Which shifter to use?
So you've learned the basics: Uphill = shift down, Downhill = shift up. But you have an 18-speed bike and you're wondering which shifter to use, the left one or the right one?
It's easy: If you need a big change, use your left shifter. If you need a small change, use the right one. As you ride you'll get a feel for whether you need a big change or a small change.

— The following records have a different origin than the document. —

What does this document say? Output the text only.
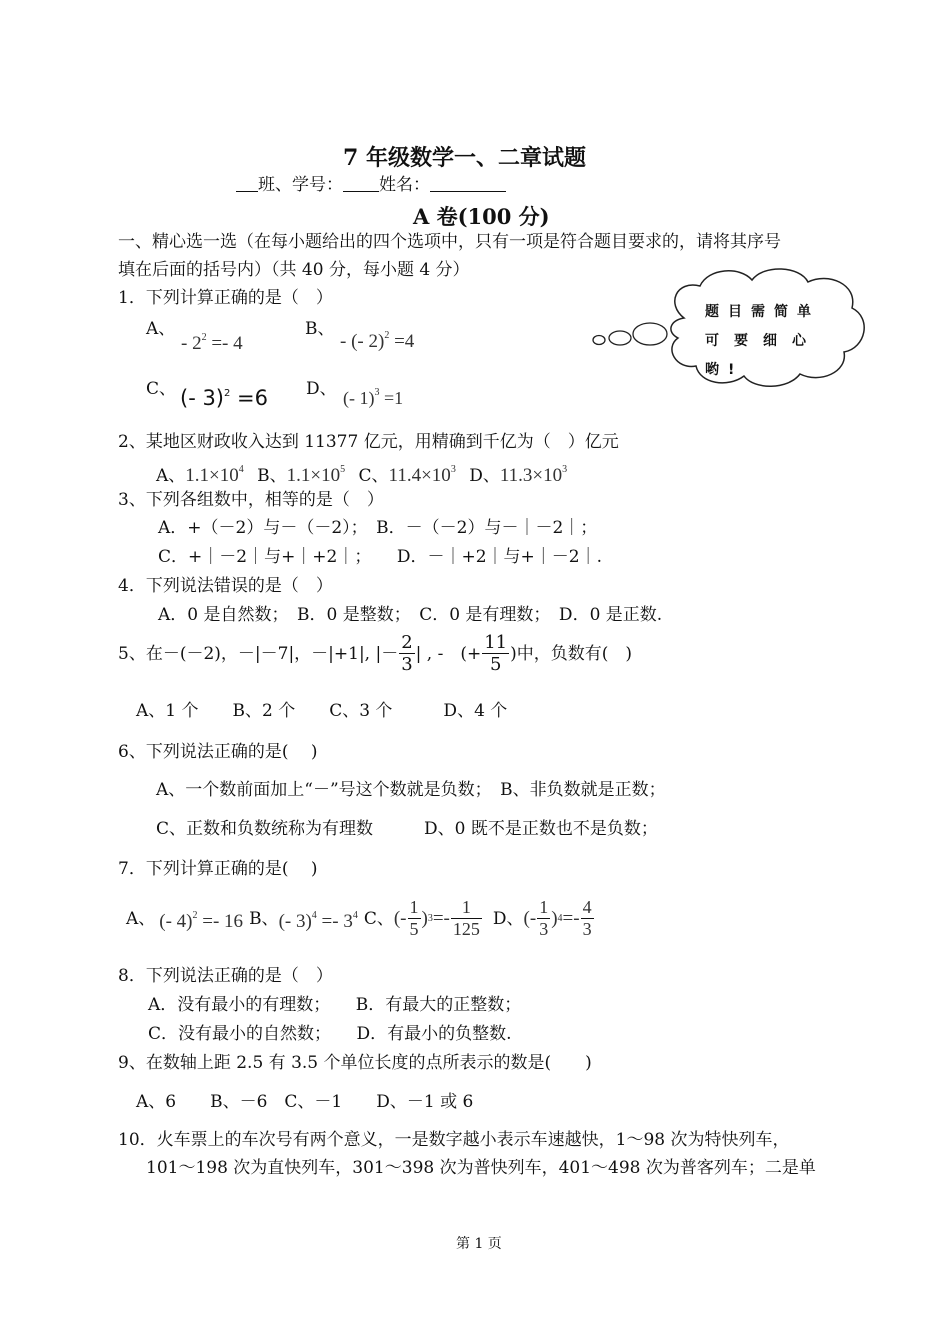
7 年级数学一、二章试题
班、学号： 姓名：
A 卷(100 分)
一、精心选一选（在每小题给出的四个选项中，只有一项是符合题目要求的，请将其序号
填在后面的括号内）（共 40 分，每小题 4 分）
题目需简单
可要细心
哟!
1．下列计算正确的是（　）
A、
- $2^2 =- 4$
B、
- (- 2)$^2$ =4
C、 (- 3)$^2$ =6 D、 (- 1)$^3$ =1
2、某地区财政收入达到 11377 亿元，用精确到千亿为（　）亿元
A、$1.1\times 10^4$ B、$1.1\times 10^5$ C、$11.4\times 10^3$ D、$11.3\times 10^3$
3、下列各组数中，相等的是（　）
A．+（－2）与－（－2）；　B．－（－2）与－｜－2｜；
C．+｜－2｜与+｜+2｜；　　D．－｜+2｜与+｜－2｜.
4．下列说法错误的是（　）
A．0 是自然数；　B．0 是整数；　C．0 是有理数；　D．0 是正数.
5、在－(－2)，－|－7|，－|+1|, |－ $\frac{2}{3}$ | , -　(+ $\frac{11}{5}$ )中，负数有(　)
A、1 个　　B、2 个　　C、3 个　　　D、4 个
6、下列说法正确的是(　 )
A、一个数前面加上“－”号这个数就是负数；　B、非负数就是正数；
C、正数和负数统称为有理数　　　D、0 既不是正数也不是负数；
7．下列计算正确的是(　 )
A、 (- 4)$^2$ =- 16 B、 (- $3)^4 =- 3^4$ C、 (- $\frac{1}{5}$ ) $3 =- \frac{1}{125}$ D、 (- $\frac{1}{3}$ ) $4 =- \frac{4}{3}$
8．下列说法正确的是（　）
A．没有最小的有理数；　　B．有最大的正整数；
C．没有最小的自然数；　　D．有最小的负整数.
9、在数轴上距 2.5 有 3.5 个单位长度的点所表示的数是(　　)
A、6　　B、－6　C、－1　　D、－1 或 6
10．火车票上的车次号有两个意义，一是数字越小表示车速越快，1～98 次为特快列车，
101～198 次为直快列车，301～398 次为普快列车，401～498 次为普客列车；二是单
第 1 页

Don't bend the chain too much
Try to keep the chain in a sort-of straight line between the front and rear sets, rather than going at an extreme angle from left to right. For example, in the very lowest gear the chain will be all the way on the left on both sets. In the very highest gear the chain will be all the way on the right. That's fine. What you don't want to do is to use the left-most ring in the front and the right-most ring in the back, making the chain go diagonally. That stretches the chain and wears it out. Likewise, don't use the right-most ring in the front and the left-most ring in the back.
Let's say you're in the easiest gear (left-hand on both rings) and you need to upshift, so you move the chain on the rear set to the middle. That's not enough for you and you want to upshift some more. At this point, don't keep shifting the rear set, since that would make the chain diagonal between the front and rear sets. Instead, shift the front set from the left to the middle (1 to 2). That keeps your chain nice and straight.
Let's have another look at our gearing chart. The green boxes are the combinations you'll use, and the gray ones are the combos you'll avoid.
So yes, you won't use every gear available to you. You're not supposed to. Which brings us to...
How many gears do I need? Are more gears better?
The ever-increasing number of gears on bikes is mostly marketing hype. For the most part, all the extra gears are useless. My childhood bike had just 10 gears. Then bikes went to 15 gears. Then 18. Then 21. Now we're at 27. Do you really need that many gears? No. What you really need is a good range of gears. You need gears that are low enough for going up tough hills, and gears that are high enough that you can keep pedaling when going down gentle inclines. If your gear range is good, the number of gears is irrelevant.
You can't know the gear range of a bike by the number of gears it has. It's true that a bike with more gears often has a wider range than one with fewer gears, but not always, and even if it does, you don't necessarily need the widest gear-range possible. You just need enough of a range. (Think of it like this: There's no use in buying a car that goes 250 mph, because you're not allowed to drive that fast. More isn't necessarily better.) The only way to tell what the gear range of a bike is like is to take it on a test ride, going up the hardest hill you'll be going up in the future, and going as fast as you care to down a gentle incline.
In fact, if your area is relatively flat, you might not need gears at all. Or you might be able to get by with as little as three. As I write this, I'm in Osaka, Japan, where most bikes, including mine, have just three gears. The low gear isn't as low as I'd like for getting up hills, but it's good enough. If I were staying here longer, I'd get a bike shop to make the lower gear lower.
Yes, you can do that. If you've already got a bike and you're not happy with the gear range, you don't have to get a whole new bike. A bike shop can change either the front or rear rings (usually the front) to give you a higher range.I hope this helps, and have fun with your gearing!